Make a corrplot() for up to 10 continuous variables in the GermanCredit dataset. Export a correlation matrix (up to 10 variables).

Exercise (cont'd)

Conduct a hierarchical logistic regression on 'Class' as dependent, in each step keeping the previous variables. In step 1 add Amount. In step 2 add CreditHistory.PaidDuly. In step 3 add Age. In step 4 add Telephone. Export a table with your key results.
Choose some categorical variables and make a (beautiful) mosaic plot with credit class as dependent.
Calculate all odds ratios for model 4. Calculate the odds ratio for a shift in 1,000 DM (Deutsche Mark - pre-euro era) in credit status for model 4.
BONUS: Make a mosaic plot via ggmosaic() with credit class as dependent.
BONUS: Have a look at ROC curves and plot one for the credit data.

References (and further reading.)

Also check the reading list! (many more than listed here)

Crawley, M. J. (2013). The R book: Second edition. New York, NY: John Wiley & Sons.
Fox, J. (2015).
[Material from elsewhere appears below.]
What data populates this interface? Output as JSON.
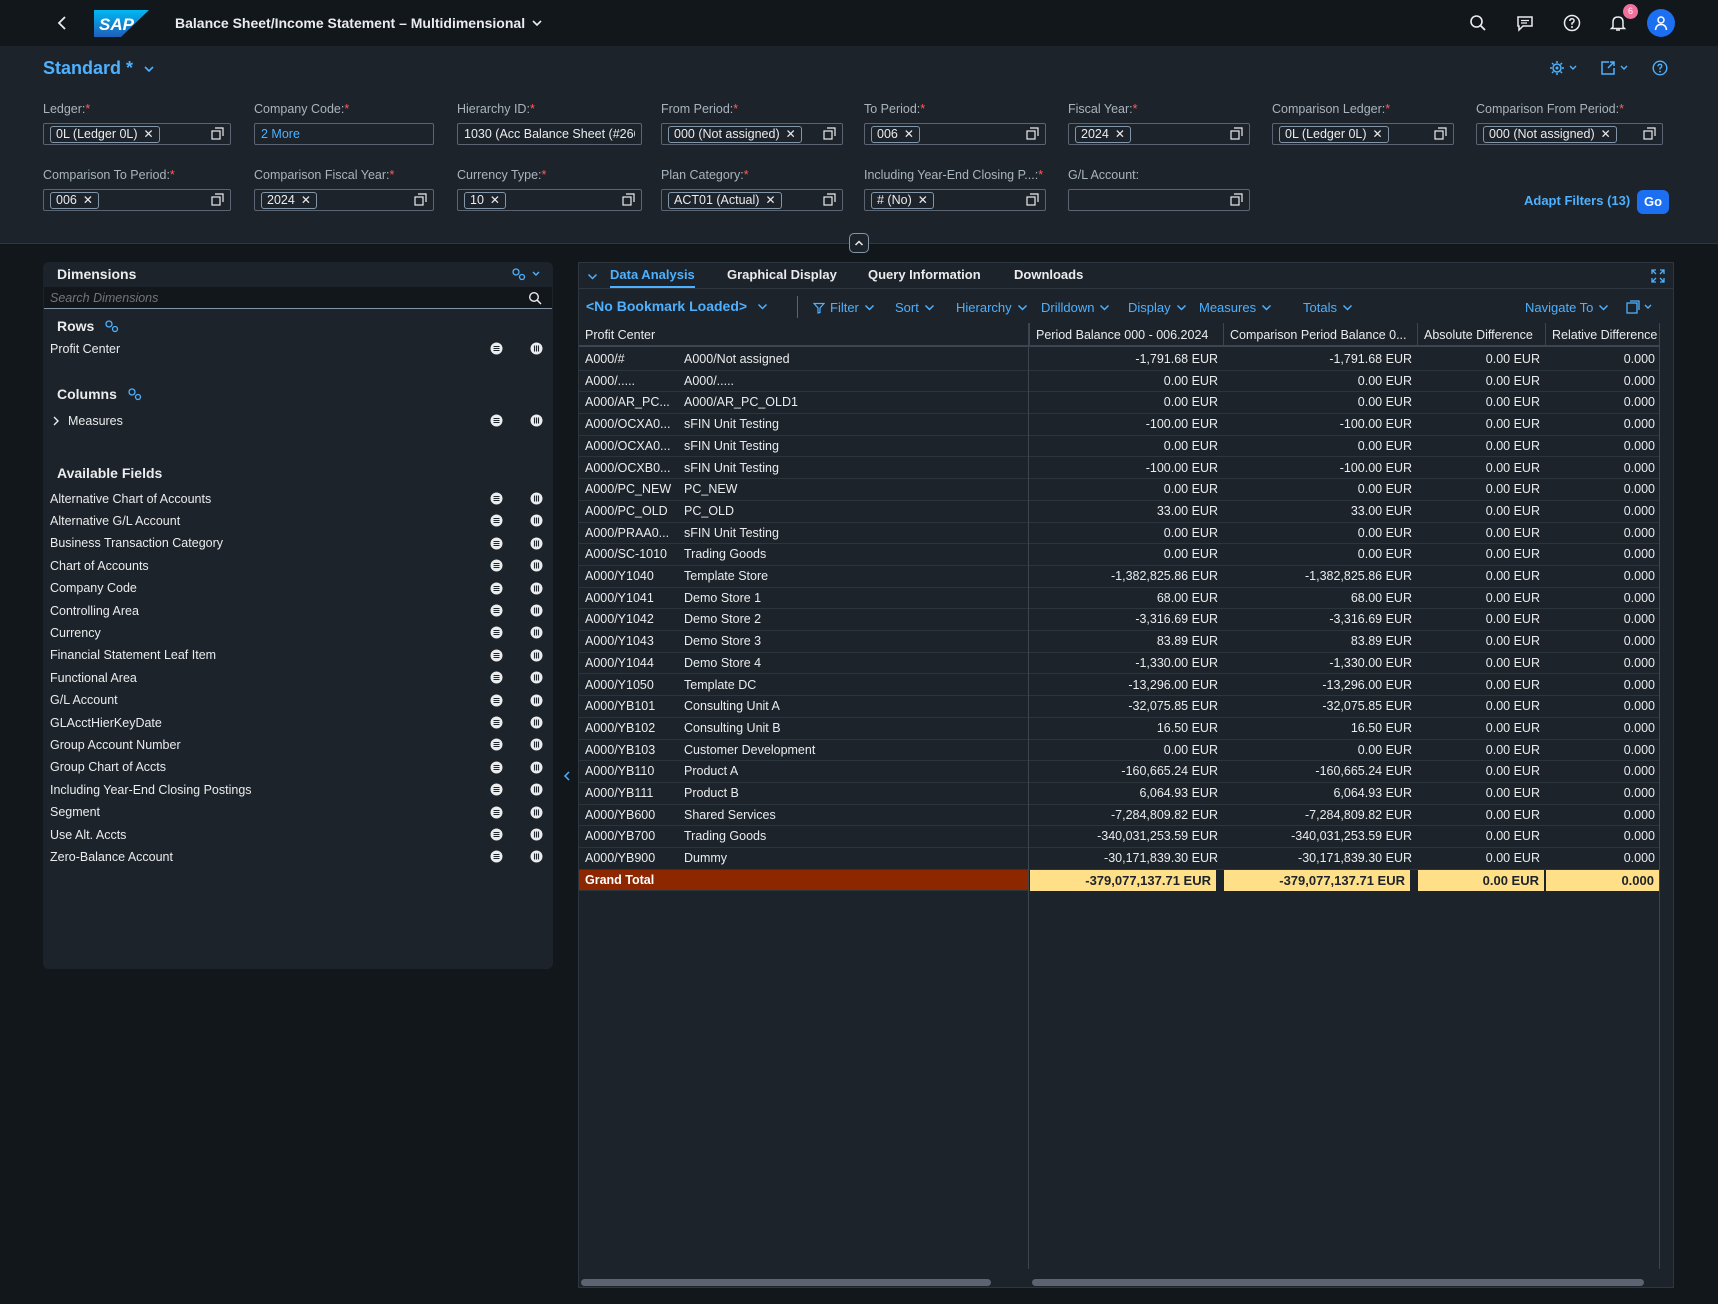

Applied regression analysis and generalized linear models. London, UK: Sage.
Torres-Reyna, O. (2010). Regression 101.
Wickham, H., & Grolemund, G. (2017). R for data science. Sebastopol, CA: O’Reilly.
Willems, K. (2017). R correlation tutorial
Zuur, A., Ieno, E.N., Walker, N., Saveliev, A.A., & Smith, G.M. (2009). Mixed effects models and extensions in ecology with R. New York, NY: Springer.